Disclaimer : Yugioh! belong to Kazuki Takahashi.
Warning : AU, Yugi POV, abal, afeksi seorang fans terhadap idolanya. Fic ini terinspirasi dari sebuah tragedi nyata atas meninggalnya seorang drummer band favorit saya. Dan sebagian besar inti fic ini berisi tentang pemikiran dan persepsi saya sendiri.
"Dia... telah ditemukan tewas di kediamannya kemarin."
"Dia adalah legenda."
"Dia tak akan pernah terlupakan."
"Fiksinya sudah berakhir sampai disini."
-Fiction-
Aku terombang-ambing dalam diam. Ametisku menatap segalanya. Segala realitas yang entah harus kusebut pahit ataukah tidak. Hal itu bukan karena subyektifitasku semata. Tapi karena aku sudah terbiasa dilanda suatu hal yang pahit.
Kelam.
Katakanlah bahwa hidupku terasa kelam. Tidak. Lebih buruk dari itu. Sepertinya akulah yang menciptakan sebuah hal bernama kelam itu. Aku sendiri yang menciptakannya. Melahirkannya. Dan menjadikannya sebagai napasku.
Aku berusaha melangkahkan hidup di tengah derita batin yang menghancurkanku. Tatapan nanar nan pilu sudah menjadi sebuah lukisan indera penglihatanku. Meneteskan air mata dalam diam. Sebuah ritual yang selalu saja kulakukan setiap detiknya. Hingga aku tak sadar akan arti lelah. Karena aku sudah tak dapat merasakannya lagi. Aku sudah terlalu lelah untuk merasakan lelah. Aku sudah terlalu mati.
"Dia sudah tiada."
Berita kematian.
Berita kematian itu seakan menusuk pusara logikaku. Entah, kebusukan distopia itu terus saja berusaha meracuni kewarasanku. Air mata tentu akan mengalir keluar dari kedua ametisku. Dalam diam, Aku pun terus menangis menahan sakit tanpa terputus sejeda pun.
"Kombinasi obat-obatan di dalam tubuhnya telah menghasilkan sebuah toksin yang meracuni sistem tubuhnya sendiri. Aku tak menyangka bahwa ia akan meninggal di usia muda. Jalannya masih panjang."
Aku masih bisa tahan mendengar itu. Aku masih dapat berdiam diri, menyembunyikan tetesan air mataku. Aku bahkan masih bisa tertawa dan memasang ekspresi palsu. Berlagak bahwa aku tak peduli. Dengan tatapan sinis, kulontarkan kalimat, "Dia pantas mati."
Sungguh... betapa kejamnya aku.
Aku membohongi perasaanku sendiri. Membohongi semuanya.
Apakah kalian tahu, siapa orang yang sudah binasa eksistensinya itu?
Siapa orang yang diam-diam kutangisi itu?
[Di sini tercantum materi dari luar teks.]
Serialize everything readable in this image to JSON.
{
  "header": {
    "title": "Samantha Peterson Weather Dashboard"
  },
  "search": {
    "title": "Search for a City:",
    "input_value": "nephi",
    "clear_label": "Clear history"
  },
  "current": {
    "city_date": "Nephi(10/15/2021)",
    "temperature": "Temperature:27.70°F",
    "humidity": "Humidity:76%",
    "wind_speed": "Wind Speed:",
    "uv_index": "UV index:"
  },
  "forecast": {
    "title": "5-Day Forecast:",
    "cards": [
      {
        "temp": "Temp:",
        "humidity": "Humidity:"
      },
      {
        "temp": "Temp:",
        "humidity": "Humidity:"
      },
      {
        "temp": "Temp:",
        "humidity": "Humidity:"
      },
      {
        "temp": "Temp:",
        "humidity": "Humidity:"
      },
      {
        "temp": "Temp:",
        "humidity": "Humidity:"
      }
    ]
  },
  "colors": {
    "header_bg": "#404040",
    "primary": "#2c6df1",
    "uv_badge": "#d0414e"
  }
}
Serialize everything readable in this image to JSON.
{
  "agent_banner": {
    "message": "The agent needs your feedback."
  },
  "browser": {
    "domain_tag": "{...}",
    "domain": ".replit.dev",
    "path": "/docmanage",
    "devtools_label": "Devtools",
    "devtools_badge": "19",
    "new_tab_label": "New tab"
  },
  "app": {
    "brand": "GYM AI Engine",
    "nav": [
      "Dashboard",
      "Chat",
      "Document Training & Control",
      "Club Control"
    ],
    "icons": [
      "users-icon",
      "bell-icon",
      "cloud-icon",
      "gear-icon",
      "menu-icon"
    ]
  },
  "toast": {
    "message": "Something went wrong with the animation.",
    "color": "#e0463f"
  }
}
Apa dia sahabatku? Keluargaku? Atau mungkin... kekasihku?
Salah. Bukan itu.
Lalu... Siapa dia?
Dia bukan siapa-siapaku.
Dia orang lain.
Yang tak ada sangkut pautnya denganku.
Yang tak ada hubungannya denganku.
Yang tak pernah tahu bahwa aku hidup.
Yang tak pernah memahami eksistensiku.
Dia orang lain.
Orang lain.
Selamanya akan menjadi... orang lain.
Ya, orang lain. Benar-benar konyol. Aku menangisi orang lain. Bersedih atas meninggalnya orang lain yang tak ada sangkut pautnya denganku. Yang tak pernah sekalipun kutemui. Yang tak pernah sekalipun kukenal. Aku menangisinya. Aku berduka untuknya. Aku merasakan sakit karenanya.
Hahaha... Sungguh bodoh.
Terserah jika kalian menganggapku bodoh. Tak masuk akal. Kampungan. Menjijikkan. Budak nafsu. Terserah! Itu karena kalian tak mengerti. Kalian tak mengerti apa rasa 'pahit' yang tak terhingga itu. Takdir sudah menghinggapkan rasa sakit dalam tinta kekuasaannya padaku.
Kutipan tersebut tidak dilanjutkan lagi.